This would most likely need to be implemented in a special way, since libhdf5 wants a real file and not an IOBuffer. libhdf5 has in-memory file support that could be used for this, but if you're on Linux, the easier approach to avoiding disk IO may be to put the temporary file in /dev/shm.

With that said, the code you are trying to run should not fail so spectacularly. On Julia 0.4 with LLVM assertions, I get:

julia> using FileIO

julia> using JLD

julia> ss = Stream(format"JLD",IOBuffer())
FileIO.Stream{FileIO.DataFormat{:JLD},Base.AbstractIOBuffer{Array{UInt8,1}}}(IOBuffer(data=UInt8[...], readable=true, writable=true, seekable=true, append=false, size=0, maxsize=Inf, ptr=1, mark=-1),Nullable{UTF8String}())

julia> JLD.save(ss, Dict("ii"=> 55555))
Assertion failed: (!isAlreadyCodeGenerating && "Error: Recursive compilation detected!"), function runJITOnFunctionUnlocked, file /usr/local/julia-release-0.4/deps/llvm-3.3/lib/ExecutionEngine/JIT/JIT.cpp, line 623.

On Julia 0.5, it crashes and then the unwinder crashes. Judging by what I see when I disable the unwinder and use lldb to produce a backtrace, I would guess it's a stack overflow.

oxinabox commented 8 years ago

Thanks. This is what i ended up with:

function put_jld(conn, container::String, name::String; data...)

    fn = joinpath(mktempdir("/dev/shm"), name)
        #To make compatible with non-unix, remove the /dev/shm and let the temp file be wherever 

    save(File(format"JLD", fn), Base.Flatten(((string(name), val) for (name,val) in data))...)

    open(fn, "r") do fp
        etag = conn.put_object(container, name, contents = fp, content_type = "application/x-hdf5");
    end

end

function get_jld(conn, container::String, name::String, data...)

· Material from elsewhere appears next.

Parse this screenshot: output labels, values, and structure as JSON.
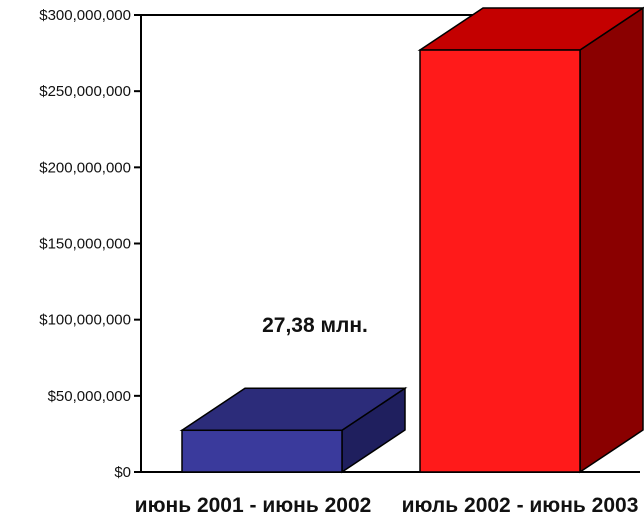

    fn = joinpath(mktempdir("/dev/shm"), name)
        #To make compatible with non-unix, remove the /dev/shm and let the temp file be wherever 

    open(fn, "w") do fp
        response_headers, response_data =  conn.get_object(container, name);
        write(fp, response_data)
    end

    JLD.load(File(format"JLD", fn), data...)
end

Which is actually quiet fine, because Swift also rather likes to get a "File-like-object" as an input. (Though also accepts strings)